既存の重突撃銃での効果が低いと判断され、さらに数の優位を生かしてくるゴブリンに対して有効な武器はないかという要望に基づいて試作された。
これはアフリカ戦線においてMS「ゴブリン」を擁する連合軍との大規模な戦闘を経験したバルドフェルド隊からの要望であった。
パルドフェルド隊からの要望もあるが、実際にはパルドフェルド個人の持つルートで依頼されたと言ってもよい。
報告を上げても握り潰されるという確信が、依頼を行ったパルドフェルドにあったかどうかは定かではないが、その研究・開発・試験配備が大規模でなかったことから察するに、内密に試験導入された可能性が高い。
性能としては対MS戦闘に投入することを前提としている。
連合のMSを確実に撃破するために試作された対艦徹甲弾を採用。
改良された炸薬と長いバレルを採用することによる射程と威力の強化と合わせることで、重装甲にしたMSが相手になっても数発で擱座乃至撃破に至らしめることができると期待された。

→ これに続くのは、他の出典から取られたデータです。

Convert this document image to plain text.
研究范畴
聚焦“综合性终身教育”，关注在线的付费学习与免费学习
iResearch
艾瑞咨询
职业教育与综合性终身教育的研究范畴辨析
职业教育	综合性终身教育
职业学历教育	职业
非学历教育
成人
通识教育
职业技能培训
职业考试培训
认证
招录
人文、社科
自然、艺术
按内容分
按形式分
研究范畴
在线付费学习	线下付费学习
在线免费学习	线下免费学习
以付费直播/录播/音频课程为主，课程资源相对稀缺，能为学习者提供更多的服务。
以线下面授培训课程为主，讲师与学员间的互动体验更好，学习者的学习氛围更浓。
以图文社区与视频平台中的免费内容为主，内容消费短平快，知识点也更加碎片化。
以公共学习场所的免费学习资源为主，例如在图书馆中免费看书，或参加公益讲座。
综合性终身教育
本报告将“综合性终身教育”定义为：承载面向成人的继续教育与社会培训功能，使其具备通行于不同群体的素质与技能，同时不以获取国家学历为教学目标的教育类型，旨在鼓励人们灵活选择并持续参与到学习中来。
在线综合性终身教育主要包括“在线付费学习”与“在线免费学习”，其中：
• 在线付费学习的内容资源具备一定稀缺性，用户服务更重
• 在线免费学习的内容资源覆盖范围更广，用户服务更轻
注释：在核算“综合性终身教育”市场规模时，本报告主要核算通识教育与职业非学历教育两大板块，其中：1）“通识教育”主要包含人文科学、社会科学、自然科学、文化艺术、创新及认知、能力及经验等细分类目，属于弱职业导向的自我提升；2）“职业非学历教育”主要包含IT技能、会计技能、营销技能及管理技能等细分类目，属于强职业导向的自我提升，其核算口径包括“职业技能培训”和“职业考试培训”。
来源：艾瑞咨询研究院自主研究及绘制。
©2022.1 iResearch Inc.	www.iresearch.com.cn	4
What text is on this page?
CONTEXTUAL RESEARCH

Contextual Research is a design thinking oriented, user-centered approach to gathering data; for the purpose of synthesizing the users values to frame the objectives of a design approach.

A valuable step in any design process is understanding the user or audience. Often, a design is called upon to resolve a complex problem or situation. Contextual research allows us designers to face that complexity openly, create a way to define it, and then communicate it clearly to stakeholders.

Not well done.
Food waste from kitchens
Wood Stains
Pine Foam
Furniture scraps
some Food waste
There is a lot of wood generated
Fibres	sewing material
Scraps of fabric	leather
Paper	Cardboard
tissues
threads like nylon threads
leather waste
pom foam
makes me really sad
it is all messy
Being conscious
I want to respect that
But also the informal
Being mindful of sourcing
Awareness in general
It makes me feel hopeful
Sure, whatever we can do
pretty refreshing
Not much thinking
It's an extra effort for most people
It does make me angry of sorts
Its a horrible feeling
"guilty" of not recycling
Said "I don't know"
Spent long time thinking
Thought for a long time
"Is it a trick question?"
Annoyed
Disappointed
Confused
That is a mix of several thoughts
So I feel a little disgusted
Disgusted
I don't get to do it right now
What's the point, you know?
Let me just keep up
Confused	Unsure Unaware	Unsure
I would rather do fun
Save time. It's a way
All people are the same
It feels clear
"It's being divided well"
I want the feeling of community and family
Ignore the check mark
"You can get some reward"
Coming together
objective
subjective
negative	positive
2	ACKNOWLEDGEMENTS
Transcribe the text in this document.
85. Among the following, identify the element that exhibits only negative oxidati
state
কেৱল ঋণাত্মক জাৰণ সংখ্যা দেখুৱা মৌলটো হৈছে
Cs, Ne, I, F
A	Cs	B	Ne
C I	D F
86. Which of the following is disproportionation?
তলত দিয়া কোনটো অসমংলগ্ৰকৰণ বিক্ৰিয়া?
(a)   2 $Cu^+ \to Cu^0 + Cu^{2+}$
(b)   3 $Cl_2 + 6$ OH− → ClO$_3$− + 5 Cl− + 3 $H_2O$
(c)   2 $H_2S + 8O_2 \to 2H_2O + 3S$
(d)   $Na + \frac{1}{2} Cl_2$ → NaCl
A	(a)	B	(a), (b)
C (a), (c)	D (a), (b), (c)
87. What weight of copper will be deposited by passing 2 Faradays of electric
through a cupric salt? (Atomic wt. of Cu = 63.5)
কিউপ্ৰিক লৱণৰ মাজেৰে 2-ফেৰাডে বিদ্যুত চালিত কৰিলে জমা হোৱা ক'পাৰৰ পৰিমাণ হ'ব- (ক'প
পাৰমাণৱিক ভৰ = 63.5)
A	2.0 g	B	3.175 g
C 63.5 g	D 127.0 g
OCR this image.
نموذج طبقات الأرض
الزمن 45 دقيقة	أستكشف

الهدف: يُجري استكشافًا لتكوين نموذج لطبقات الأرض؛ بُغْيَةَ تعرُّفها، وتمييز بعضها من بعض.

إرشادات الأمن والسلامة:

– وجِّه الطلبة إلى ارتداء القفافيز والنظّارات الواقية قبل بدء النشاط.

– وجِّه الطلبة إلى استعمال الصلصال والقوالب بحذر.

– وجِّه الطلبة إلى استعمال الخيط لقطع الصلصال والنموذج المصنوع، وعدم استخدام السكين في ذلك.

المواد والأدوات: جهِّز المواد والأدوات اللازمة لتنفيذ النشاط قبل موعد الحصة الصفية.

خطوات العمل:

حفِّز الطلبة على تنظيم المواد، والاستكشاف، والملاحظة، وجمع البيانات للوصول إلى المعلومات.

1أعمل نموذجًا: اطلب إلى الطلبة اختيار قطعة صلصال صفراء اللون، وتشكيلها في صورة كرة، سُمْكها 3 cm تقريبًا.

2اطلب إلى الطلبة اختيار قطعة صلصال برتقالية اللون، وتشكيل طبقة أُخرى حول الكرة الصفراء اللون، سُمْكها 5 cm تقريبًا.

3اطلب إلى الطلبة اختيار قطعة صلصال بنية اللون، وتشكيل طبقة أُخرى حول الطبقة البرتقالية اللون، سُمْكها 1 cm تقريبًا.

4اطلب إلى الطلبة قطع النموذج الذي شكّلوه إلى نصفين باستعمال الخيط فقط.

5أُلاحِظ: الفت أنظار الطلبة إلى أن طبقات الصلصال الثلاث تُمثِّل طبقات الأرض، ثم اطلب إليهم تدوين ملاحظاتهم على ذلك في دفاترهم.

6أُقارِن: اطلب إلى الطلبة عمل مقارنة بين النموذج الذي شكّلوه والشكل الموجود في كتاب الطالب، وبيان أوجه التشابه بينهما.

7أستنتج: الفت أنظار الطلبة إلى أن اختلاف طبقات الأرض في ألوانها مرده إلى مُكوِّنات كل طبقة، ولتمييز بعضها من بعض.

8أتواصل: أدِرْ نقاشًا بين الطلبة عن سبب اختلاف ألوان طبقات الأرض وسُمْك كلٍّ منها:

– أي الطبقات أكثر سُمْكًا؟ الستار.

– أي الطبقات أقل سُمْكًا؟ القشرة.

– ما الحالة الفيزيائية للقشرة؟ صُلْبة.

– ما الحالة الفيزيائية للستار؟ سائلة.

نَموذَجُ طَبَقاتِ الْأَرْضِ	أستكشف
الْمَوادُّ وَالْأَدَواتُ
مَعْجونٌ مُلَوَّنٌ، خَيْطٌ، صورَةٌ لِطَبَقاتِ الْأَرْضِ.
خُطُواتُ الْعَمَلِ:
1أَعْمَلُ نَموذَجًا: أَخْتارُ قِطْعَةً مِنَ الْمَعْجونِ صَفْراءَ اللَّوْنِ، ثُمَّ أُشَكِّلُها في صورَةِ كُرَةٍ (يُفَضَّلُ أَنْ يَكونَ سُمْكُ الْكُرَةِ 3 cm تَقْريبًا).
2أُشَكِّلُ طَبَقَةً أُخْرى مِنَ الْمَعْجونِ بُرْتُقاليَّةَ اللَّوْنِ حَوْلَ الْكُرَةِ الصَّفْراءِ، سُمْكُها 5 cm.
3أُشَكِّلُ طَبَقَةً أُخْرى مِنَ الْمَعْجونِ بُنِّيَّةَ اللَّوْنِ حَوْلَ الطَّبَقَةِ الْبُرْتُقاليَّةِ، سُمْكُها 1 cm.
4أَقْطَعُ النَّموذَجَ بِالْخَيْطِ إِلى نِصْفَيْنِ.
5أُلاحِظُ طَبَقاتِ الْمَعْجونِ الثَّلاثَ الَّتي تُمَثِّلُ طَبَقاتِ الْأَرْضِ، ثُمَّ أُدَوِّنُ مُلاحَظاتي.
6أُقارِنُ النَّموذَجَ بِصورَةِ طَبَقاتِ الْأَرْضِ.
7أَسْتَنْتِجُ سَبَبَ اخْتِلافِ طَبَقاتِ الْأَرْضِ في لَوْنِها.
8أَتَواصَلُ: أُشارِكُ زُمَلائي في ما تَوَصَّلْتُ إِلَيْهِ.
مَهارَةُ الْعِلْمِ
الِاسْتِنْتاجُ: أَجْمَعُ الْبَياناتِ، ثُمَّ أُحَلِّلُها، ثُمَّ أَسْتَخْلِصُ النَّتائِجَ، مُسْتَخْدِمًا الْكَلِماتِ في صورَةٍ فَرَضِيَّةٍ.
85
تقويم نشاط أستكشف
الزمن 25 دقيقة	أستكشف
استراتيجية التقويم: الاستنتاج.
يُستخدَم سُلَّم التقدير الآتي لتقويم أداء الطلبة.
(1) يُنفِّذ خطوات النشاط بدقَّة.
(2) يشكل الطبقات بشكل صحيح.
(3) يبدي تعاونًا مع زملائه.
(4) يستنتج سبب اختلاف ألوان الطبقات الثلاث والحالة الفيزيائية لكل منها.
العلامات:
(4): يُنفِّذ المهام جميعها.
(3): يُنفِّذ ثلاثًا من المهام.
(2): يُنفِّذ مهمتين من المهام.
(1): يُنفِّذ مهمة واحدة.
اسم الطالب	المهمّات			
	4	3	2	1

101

また、専用の三脚や二脚の追加を行うことで対地攻撃だけでなく限定的ではあるが対空射撃にも転用可能であった。
しかし、当然欠点もあった。
まず消費される銃弾がMSが一機で抱えるには多すぎるという点である。これ自体でも相当な重さがあり、スムーズな運用には最低でも2機のMS(ガンナー 給弾役)が必須となることである。また航空機用の対地ガトリングなどと同様に電気回転による給弾が行われる方式を採用しているために実弾兵器ながらもバッテリーを必要とする点も大きくマイナスとなった。そもそも銃弾と本体を運ぶだけでもMSの運動量の増加は非常に大きくなっているので、下手を打つとバッテリーが干上がって使えなくなるという可能性がある。
また、空冷式では間に合わない銃身の過熱を解決する手段としてガス冷却と水冷式が検討されていたのであるが、これもまた運搬物品の増加とそれに伴う運動量の増加を招くこととなった。総合的に見ても、威力は十分すぎるが、必要となる位置に運搬することがとても難しく足かせが余りにも多かったのである。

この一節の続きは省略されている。